Later I met other men who had been assaulted, and as I disclosed my pain, they trusted me with their stories. Many of us found healing through talking with other survivors.
In some ways, I’m one of the lucky male survivors: I forgot what happened to me. As I would realize later, it became my unconscious method of survival. For years, the pain of my assault lay buried deeply.
Despite the repression (which is what forgetting is), I grew up living with the effects, even though I no longer remembered my molestation. My wife was the first person I ever felt loved me without expectations. She loved me for who I was and not for what I did.
For me, that’s important to emphasize. I was the good boy in the family, the one on whom everyone depended. However, I assumed that any appreciation shown was because of what I did and not for who I was.

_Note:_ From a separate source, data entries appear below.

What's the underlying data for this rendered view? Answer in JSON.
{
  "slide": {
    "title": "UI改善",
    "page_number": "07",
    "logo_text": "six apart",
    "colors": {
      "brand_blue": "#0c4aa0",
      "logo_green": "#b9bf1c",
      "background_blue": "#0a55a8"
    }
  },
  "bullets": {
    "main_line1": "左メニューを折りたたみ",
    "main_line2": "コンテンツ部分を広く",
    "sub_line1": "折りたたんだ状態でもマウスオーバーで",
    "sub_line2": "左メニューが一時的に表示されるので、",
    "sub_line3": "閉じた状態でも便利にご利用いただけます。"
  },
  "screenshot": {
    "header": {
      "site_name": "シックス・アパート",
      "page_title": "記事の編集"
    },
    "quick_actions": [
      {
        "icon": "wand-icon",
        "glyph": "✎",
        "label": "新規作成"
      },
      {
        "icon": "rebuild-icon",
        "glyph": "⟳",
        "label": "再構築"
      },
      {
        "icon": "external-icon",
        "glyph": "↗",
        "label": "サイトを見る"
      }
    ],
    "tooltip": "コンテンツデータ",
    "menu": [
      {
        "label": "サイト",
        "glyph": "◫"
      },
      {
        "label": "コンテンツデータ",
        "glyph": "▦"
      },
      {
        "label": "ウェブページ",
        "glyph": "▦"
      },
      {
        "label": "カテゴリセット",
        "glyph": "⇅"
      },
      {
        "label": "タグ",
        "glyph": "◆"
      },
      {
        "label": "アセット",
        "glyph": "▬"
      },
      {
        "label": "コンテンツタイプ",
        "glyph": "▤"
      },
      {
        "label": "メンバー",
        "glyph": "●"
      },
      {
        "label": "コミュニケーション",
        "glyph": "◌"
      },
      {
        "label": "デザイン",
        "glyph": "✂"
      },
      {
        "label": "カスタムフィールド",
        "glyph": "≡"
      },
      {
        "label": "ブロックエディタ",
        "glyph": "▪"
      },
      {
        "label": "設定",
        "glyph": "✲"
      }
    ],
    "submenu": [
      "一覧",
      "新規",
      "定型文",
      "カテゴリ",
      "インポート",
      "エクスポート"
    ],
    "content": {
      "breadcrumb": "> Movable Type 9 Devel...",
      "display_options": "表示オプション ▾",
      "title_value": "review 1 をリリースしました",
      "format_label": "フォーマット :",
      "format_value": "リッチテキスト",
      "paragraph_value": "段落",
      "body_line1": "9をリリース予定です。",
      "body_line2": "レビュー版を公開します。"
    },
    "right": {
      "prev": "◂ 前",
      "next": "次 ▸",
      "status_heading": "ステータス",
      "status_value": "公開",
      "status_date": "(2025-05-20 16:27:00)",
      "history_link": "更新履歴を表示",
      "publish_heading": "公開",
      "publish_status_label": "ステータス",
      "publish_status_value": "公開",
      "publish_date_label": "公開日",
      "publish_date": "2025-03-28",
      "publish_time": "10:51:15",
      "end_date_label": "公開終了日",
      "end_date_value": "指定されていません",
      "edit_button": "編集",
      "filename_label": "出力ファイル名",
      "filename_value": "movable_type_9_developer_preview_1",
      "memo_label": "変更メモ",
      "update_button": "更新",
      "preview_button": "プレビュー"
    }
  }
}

Those abusive experiences left their mark on my life. Like thousands of other assault survivors, I struggled with various issues. Those that troubled me the most deeply were:
Issues of trust. Some men trust no one; I was gullible and trusted almost everyone—and was often victimized in nonsexual ways by others taking advantage of me. I wanted to believe everyone.
Fear of abandonment. Another way to say that is I didn’t believe anyone loved me. Why would they? My parents expressed no affection for me, and I felt anyone I cared about would abandon me.

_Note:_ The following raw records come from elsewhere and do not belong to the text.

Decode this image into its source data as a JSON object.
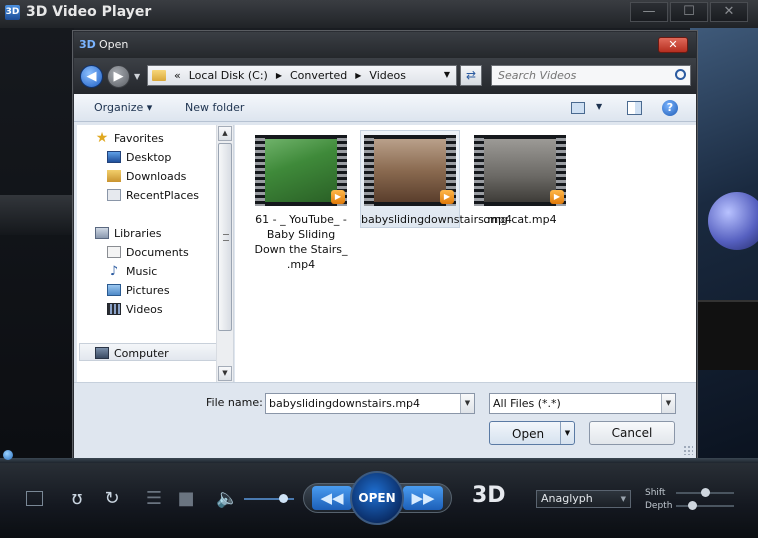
{
  "player": {
    "logo": "3D",
    "title": "3D Video Player",
    "window_buttons": [
      "—",
      "☐",
      "✕"
    ]
  },
  "dialog": {
    "logo": "3D",
    "title": "Open",
    "close_glyph": "✕",
    "address": {
      "prefix": "«",
      "crumbs": [
        "Local Disk (C:)",
        "Converted",
        "Videos"
      ]
    },
    "search_placeholder": "Search Videos",
    "toolbar": {
      "organize": "Organize ▾",
      "new_folder": "New folder",
      "help": "?"
    },
    "nav": {
      "favorites": "Favorites",
      "favorites_items": [
        "Desktop",
        "Downloads",
        "RecentPlaces"
      ],
      "libraries": "Libraries",
      "libraries_items": [
        "Documents",
        "Music",
        "Pictures",
        "Videos"
      ],
      "computer": "Computer"
    },
    "files": [
      {
        "name": "61 - _    YouTube_ - Baby Sliding Down the Stairs_ .mp4"
      },
      {
        "name": "babyslidingdownstairs.mp4"
      },
      {
        "name": "omg cat.mp4"
      }
    ],
    "file_name_label": "File name:",
    "file_name_value": "babyslidingdownstairs.mp4",
    "file_type_value": "All Files (*.*)",
    "open_label": "Open",
    "cancel_label": "Cancel"
  },
  "controls": {
    "open_label": "OPEN",
    "three_d_label": "3D",
    "mode_value": "Anaglyph",
    "shift_label": "Shift",
    "depth_label": "Depth",
    "shift_value": 0.5,
    "depth_value": 0.25,
    "volume_value": 0.85
  }
}
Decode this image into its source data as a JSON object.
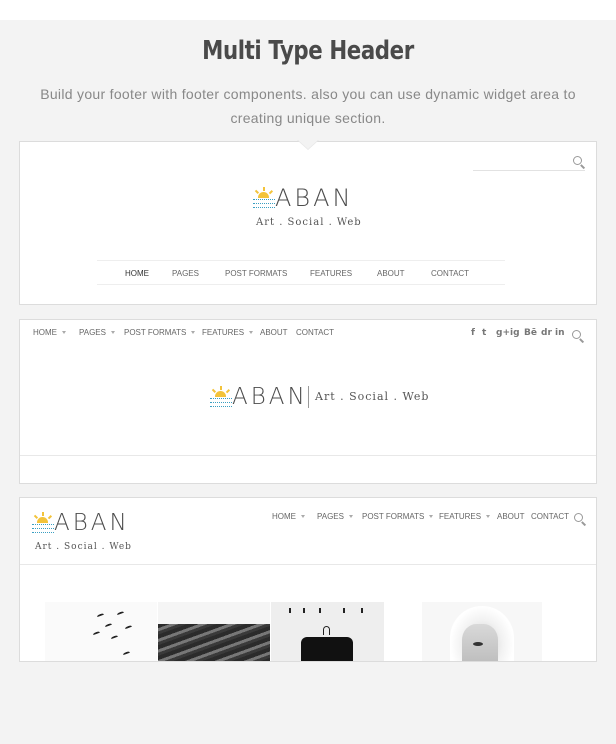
{
  "header": {
    "title": "Multi Type Header",
    "subtitle": "Build your footer with footer components. also you can use dynamic widget area to creating unique section."
  },
  "brand": {
    "logo_text": "ABAN",
    "tagline": "Art . Social . Web"
  },
  "colors": {
    "sun": "#f3c33a",
    "wave": "#3a9fc2",
    "text": "#4c4c4c"
  },
  "panel1": {
    "nav": [
      "HOME",
      "PAGES",
      "POST FORMATS",
      "FEATURES",
      "ABOUT",
      "CONTACT"
    ],
    "icons": [
      "search-icon"
    ]
  },
  "panel2": {
    "nav": [
      "HOME",
      "PAGES",
      "POST FORMATS",
      "FEATURES",
      "ABOUT",
      "CONTACT"
    ],
    "social": [
      "f",
      "t",
      "g+",
      "ig",
      "Bē",
      "dr",
      "in"
    ],
    "icons": [
      "facebook-icon",
      "twitter-icon",
      "google-plus-icon",
      "instagram-icon",
      "behance-icon",
      "dribbble-icon",
      "linkedin-icon",
      "search-icon"
    ]
  },
  "panel3": {
    "nav": [
      "HOME",
      "PAGES",
      "POST FORMATS",
      "FEATURES",
      "ABOUT",
      "CONTACT"
    ],
    "images": [
      "birds",
      "roof",
      "hanger",
      "hood"
    ]
  }
}
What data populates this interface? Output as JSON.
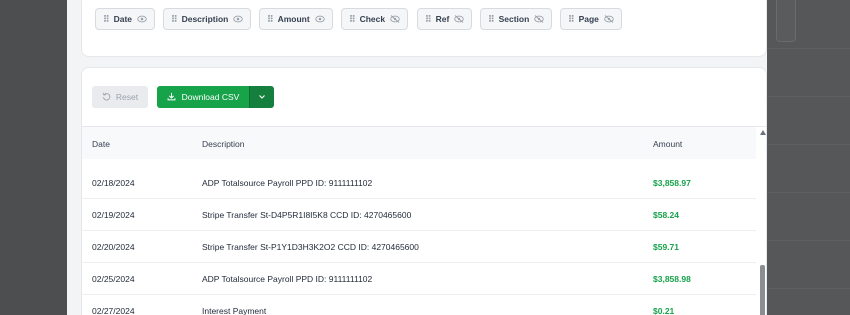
{
  "columns": [
    {
      "label": "Date",
      "visible": true
    },
    {
      "label": "Description",
      "visible": true
    },
    {
      "label": "Amount",
      "visible": true
    },
    {
      "label": "Check",
      "visible": false
    },
    {
      "label": "Ref",
      "visible": false
    },
    {
      "label": "Section",
      "visible": false
    },
    {
      "label": "Page",
      "visible": false
    }
  ],
  "toolbar": {
    "reset_label": "Reset",
    "download_label": "Download CSV"
  },
  "table": {
    "headers": {
      "date": "Date",
      "description": "Description",
      "amount": "Amount"
    },
    "rows": [
      {
        "date": "02/18/2024",
        "description": "ADP Totalsource Payroll PPD ID: 9111111102",
        "amount": "$3,858.97"
      },
      {
        "date": "02/19/2024",
        "description": "Stripe Transfer St-D4P5R1I8I5K8 CCD ID: 4270465600",
        "amount": "$58.24"
      },
      {
        "date": "02/20/2024",
        "description": "Stripe Transfer St-P1Y1D3H3K2O2 CCD ID: 4270465600",
        "amount": "$59.71"
      },
      {
        "date": "02/25/2024",
        "description": "ADP Totalsource Payroll PPD ID: 9111111102",
        "amount": "$3,858.98"
      },
      {
        "date": "02/27/2024",
        "description": "Interest Payment",
        "amount": "$0.21"
      }
    ]
  },
  "colors": {
    "primary": "#16a34a",
    "primary_dark": "#15803d",
    "amount_positive": "#16a34a"
  }
}
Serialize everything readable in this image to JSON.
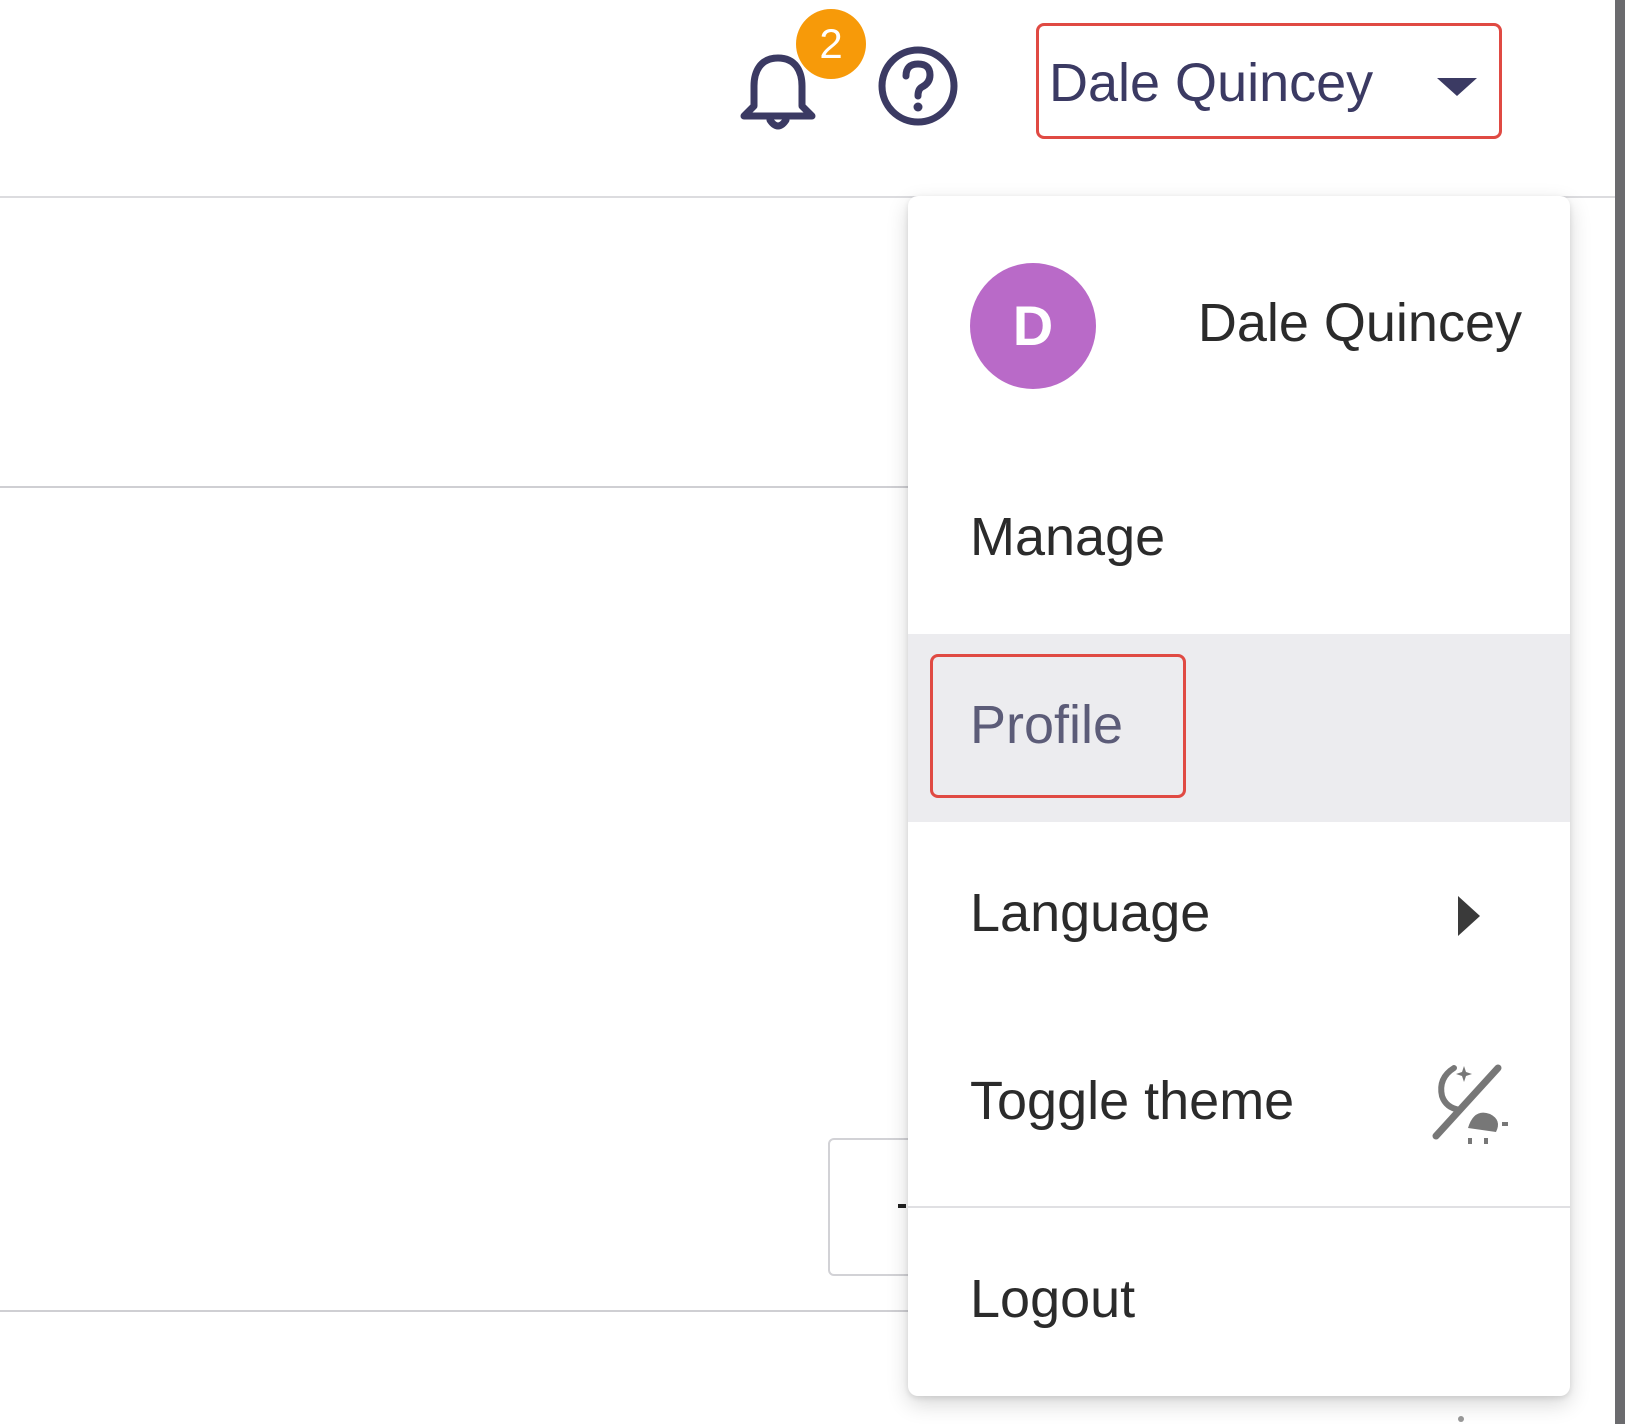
{
  "header": {
    "notifications_icon": "bell-icon",
    "notifications_count": "2",
    "help_icon": "help-circle-icon",
    "user_name": "Dale Quincey",
    "user_menu_icon": "caret-down-icon"
  },
  "user_dropdown": {
    "avatar_initial": "D",
    "avatar_color": "#b96ac8",
    "user_name": "Dale Quincey",
    "items": [
      {
        "label": "Manage"
      },
      {
        "label": "Profile",
        "state": "hovered"
      },
      {
        "label": "Language",
        "icon": "chevron-right-icon"
      },
      {
        "label": "Toggle theme",
        "icon": "theme-toggle-icon"
      },
      {
        "label": "Logout"
      }
    ]
  },
  "colors": {
    "accent_text": "#3b3a63",
    "badge": "#f79a09",
    "highlight_border": "#e04a43",
    "hover_background": "#ececef"
  }
}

Feelings of worthlessness. My two younger brothers, also survivors, gave up on life. Before they were sixteen years old, they medicated themselves with alcohol. One died at age 48 and the other a decade later. I went the other way and became the overachiever—being driven to prove to the world (but mostly to myself) that I wasn’t useless.
A sense of loneliness. In some ways, that was the most painful. I felt alone in this world. If I died, other than a few tears at the funeral, no one would care.
Other issues erupted as I moved toward wholeness—and more than twenty years later, I’m still learning—and passing on what I’ve learned.
Through my blog for male survivors, I receive personal emails from men (and sometimes their spouses) about their pain. I’ve realized that the more I give of myself to those hurting individuals, the more the Holy Spirit enriches my life and self-appreciation.
You can listen to and enable men tell their stories of sexual assault—perhaps for the first time. You can become the trusted guide on their healing journey.
For many men, however, speaking with anyone—especially someone they know— may be their first major step. For such wounded survivors, it takes a lot of courage for men to say, “I was sexually assaulted.
The most important thing you can do is to create an atmosphere of trust and safety. These men have been betrayed by people whom they should have been able to trust, so they’re likely to be suspicious. Survivors need to sense that you are an empathetic listener—not someone who listens impassively—which to them may mean listening indifference.
“I poured out my soul,” one survivor told me, “and my pastor sat there saying nothing and with no expression on his face. I might as well have been talking to the maple tree in my yard.”
Eye contact is especially important. If you look away or appear distracted, you may lose them. They may assume that such simple gestures mean you don’t believe them or don’t want to hear their story. They need to know that you genuinely want to care about them.
It may be as difficult for you to convince them of your sincerity and commitment as it is for them to believe you care.
1 Women have been able to talk and write about assault for at least twenty years. When I started to write on the topic, other than case studies and a few badly written, self-published books, I found nothing from a Christian perspective that reached out to hurting men.